Co by było, gdyby Superman działał nie w Metropolis, a w środkowym PRL-u? Oczywiście, nazywałby się As i zwalczałby szalonego dr Plamę oraz ignorancję wobec przepisów BHP, a lękałby się tylko alkoholu, który zabija prawdziwych mężczyzn.
Film Kondratiuka jest na swój sposób znakomity. Wydaje mi się, że z czasem zyskuje coraz więcej. Jego absurdy wyostrzają się tym bardziej, im czasy, które przedstawia ulegają zapomnieniu. Nie zdziwiłbym się, gdybyśmy za parę lat mogli ujrzeć jego kontynuację...

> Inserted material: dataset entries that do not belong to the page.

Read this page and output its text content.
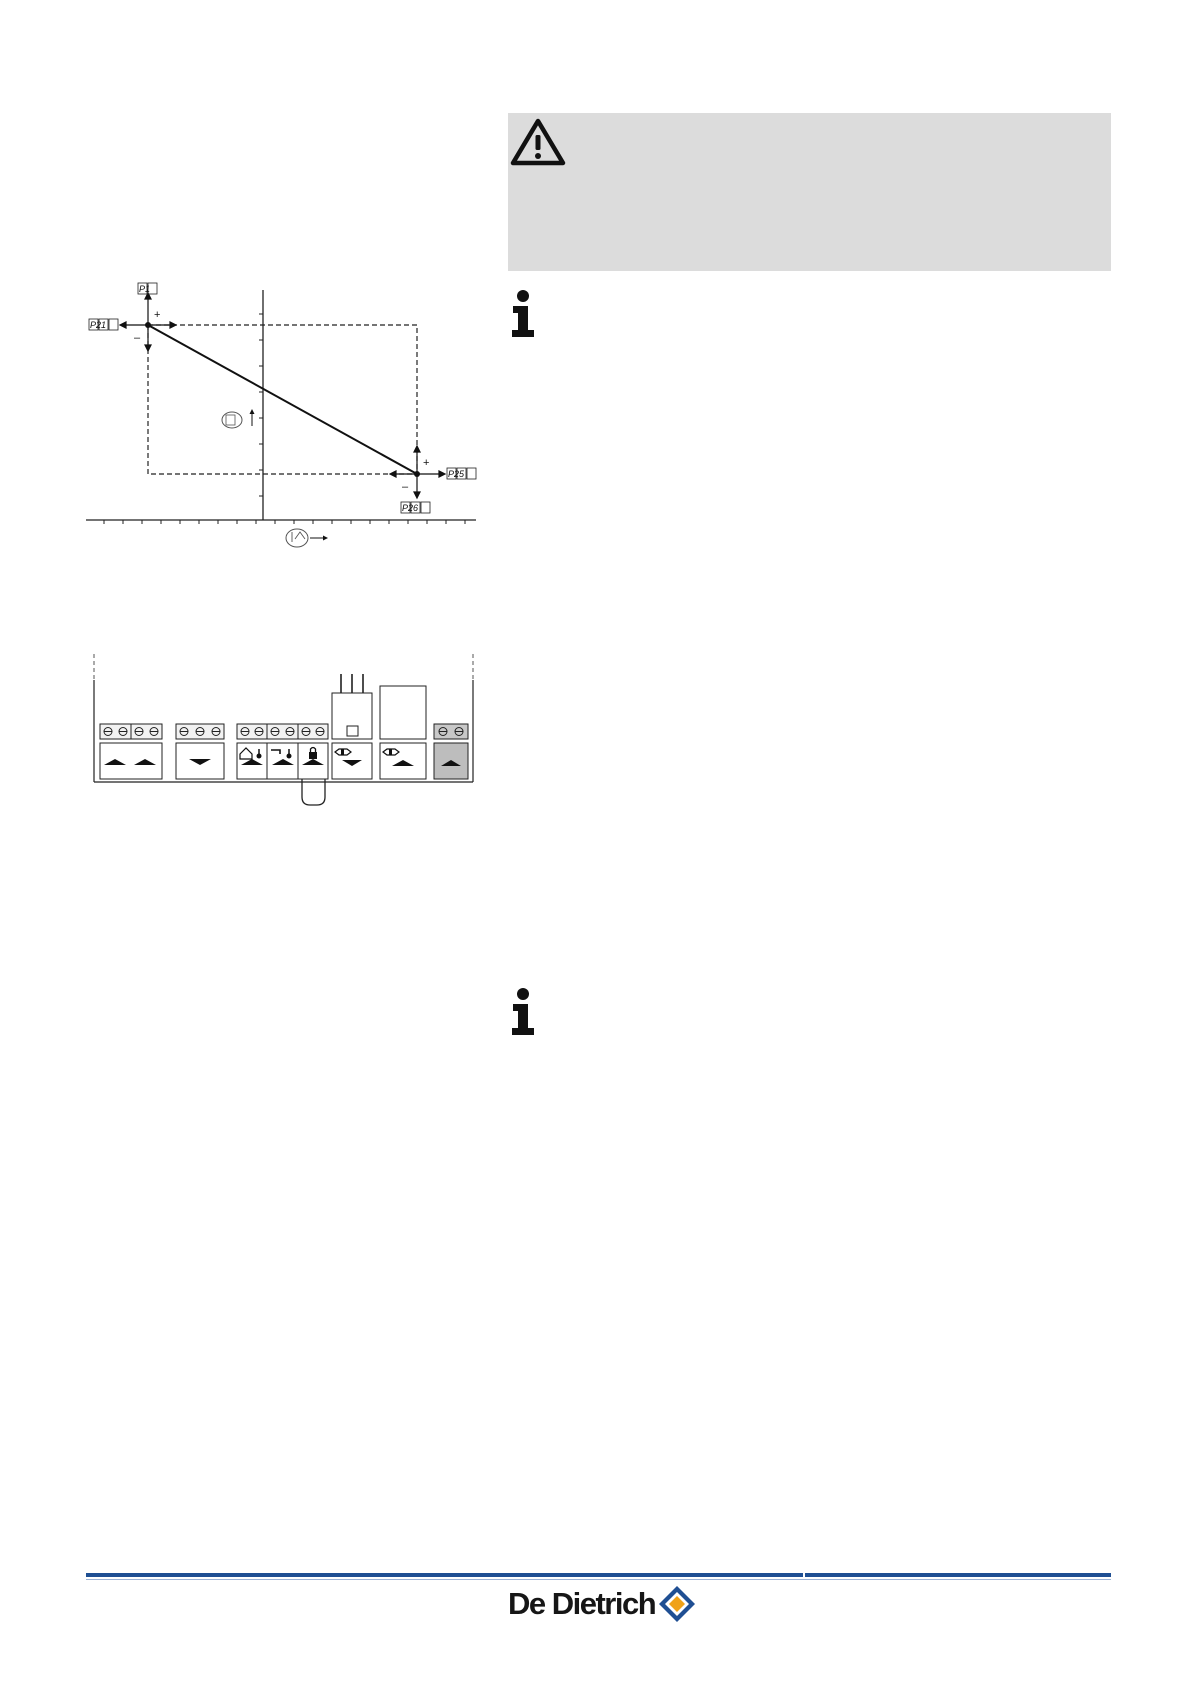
+
–
+
–
P1
P21
P25
P26
De Dietrich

Realizatorzy wykazali się sporą fantazją w wyborze tematu, który do tego zaprawili niezłym pieprzykiem [„BĘdziemy uprrawiać miłość frrącuską. Zdejmij kapelusz.”] Poza tym mamy tu takie zgęszczenie talentów aktorskich, że aż nie wiadomo na kim koncentrować uwagę.
Jednak moim zdaniem nie należałoby przesadzać z zachwytami nad tym filmem. Satyrycznej i absurdalnej werwy starczyło autorom przede wszystkim na pierwsze 20 minut (do pół godziny). Później pomysły jakby się wyczerpują, stają przewidywalne. Do tego uwagę rozpraszają pewne luki fabularne [Czyżby interwencje cenzury?]...
Choć „Hydrozagadka” pod pewnymi względami przypomina „Wniebowziętych”, czy też „Rejs” Piwowskiego, to jednak postawiłbym ją półkę niżej. Pomysł przysłonił nieco realizację.